"Happiness is like a butterfly, which, when pursued, is always beyond our grasp, but which, if you will sit down quietly, may alight upon you."
That quote is sometimes attributed to Nathaniel Hawthorne, and it seems like something he might have said...but actually, the quote belongs to someone else. It was heard as early as June 1848 in an article in "The Daily Crescent," a New Orleans newspaper. The identify of the author is unknown, as he was only identified by the initial "L." His article consisted of his poetically inclined definitions of numerous English words, such as "Love," "Wealth," and of course "Happiness." No matter who the single author, it is a sentiment with which many can probably relate...including me, of course.
So why did I call the website "Chasingthebutterfly.net"? Well, for one thing, "Chasingthebutterfly.com" was already taken...but seriously. Why not "Catchingthebutterfly" or some such thing? It's because it's a pretty good description of my life, and the life of many around me. Although I know it's futile to chase the butterfly, I don't think I can stop. As Morpheus said in the Matrix, "There's a difference between knowing the path, and walking the path." I know the path, but there is too much inertia keeping me from consistently walking the path. I'm not even sure any human being can really completely stop.

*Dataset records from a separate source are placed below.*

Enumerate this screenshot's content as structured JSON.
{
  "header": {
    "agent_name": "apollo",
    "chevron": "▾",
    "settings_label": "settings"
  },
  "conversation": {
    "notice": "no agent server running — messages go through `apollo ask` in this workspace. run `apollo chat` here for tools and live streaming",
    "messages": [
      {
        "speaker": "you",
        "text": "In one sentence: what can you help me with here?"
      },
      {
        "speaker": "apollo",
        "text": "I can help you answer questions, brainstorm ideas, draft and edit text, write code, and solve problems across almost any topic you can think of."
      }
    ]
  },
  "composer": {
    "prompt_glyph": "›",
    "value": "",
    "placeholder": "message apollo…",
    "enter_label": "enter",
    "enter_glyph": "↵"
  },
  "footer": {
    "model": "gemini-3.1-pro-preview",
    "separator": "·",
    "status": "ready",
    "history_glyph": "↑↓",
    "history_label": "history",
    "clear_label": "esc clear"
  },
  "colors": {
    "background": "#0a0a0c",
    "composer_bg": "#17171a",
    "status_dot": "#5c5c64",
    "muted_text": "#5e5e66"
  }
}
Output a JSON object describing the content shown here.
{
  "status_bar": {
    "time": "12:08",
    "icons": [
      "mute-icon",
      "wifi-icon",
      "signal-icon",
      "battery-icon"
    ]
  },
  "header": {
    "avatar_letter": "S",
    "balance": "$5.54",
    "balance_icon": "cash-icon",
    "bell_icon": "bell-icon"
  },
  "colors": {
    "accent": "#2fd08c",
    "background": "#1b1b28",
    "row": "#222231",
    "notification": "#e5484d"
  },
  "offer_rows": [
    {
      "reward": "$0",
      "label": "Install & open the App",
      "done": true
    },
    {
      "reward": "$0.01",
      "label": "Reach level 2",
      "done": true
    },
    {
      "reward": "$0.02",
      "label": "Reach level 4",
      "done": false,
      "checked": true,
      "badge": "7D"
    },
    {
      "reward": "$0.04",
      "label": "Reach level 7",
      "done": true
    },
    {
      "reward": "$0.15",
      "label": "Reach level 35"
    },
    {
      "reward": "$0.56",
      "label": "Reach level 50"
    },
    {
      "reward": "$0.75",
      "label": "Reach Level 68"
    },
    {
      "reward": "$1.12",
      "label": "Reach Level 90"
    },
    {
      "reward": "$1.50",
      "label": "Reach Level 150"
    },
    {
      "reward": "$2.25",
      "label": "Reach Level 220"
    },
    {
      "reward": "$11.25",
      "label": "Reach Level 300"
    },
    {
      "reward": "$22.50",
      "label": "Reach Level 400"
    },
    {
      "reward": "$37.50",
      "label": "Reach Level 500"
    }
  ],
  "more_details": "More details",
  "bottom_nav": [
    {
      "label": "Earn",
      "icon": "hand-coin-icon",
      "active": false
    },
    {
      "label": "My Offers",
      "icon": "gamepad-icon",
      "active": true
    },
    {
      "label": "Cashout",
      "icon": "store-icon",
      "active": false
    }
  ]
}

I read a post in Quora from Richard Muller, a renowned Physics professor and author, who lamented that dissatisfaction is an ingrained part of human nature, but at the same time, it is the fuel that is responsible for human success, and for the continued progress in the world. He said that his life strategy is to essentially let himself flow along with the uncontrolled instinct and struggle to achieve, while simultaneously recognizing "how blessed I am already." It is refreshing to find someone who is so knowledgeable about the physical universe, but also spends a lot of time contemplating deeper questions outside the realm of science, trying to probe the secrets of the unknowable ocean that surrounds our island of knowledge.
So too shall I follow Dr. Muller's strategy. As I strive for that work bonus....as I grumble about the increasing pressures to do more with less...as I compulsively check the growing brown spots in my lawn...as I keep checking the buds on my sick tree hoping for its eventual revival...as I fret about the future of my children in a sea of competitive multitalented trust-fund kids...I just need to constantly remind me that I AM indeed chasing a butterfly. That I should occasionally stop and take a breath, clear my head of thoughts, sit down quietly for a while. If perchance a butterfly does land on my shoulder, I should enjoy its presence while it lasts without trying to possess it, and to "kiss the joy as it flies." I suppose it's those fleeting moments among the hectic noise of daily life that will turn out to be the most precious.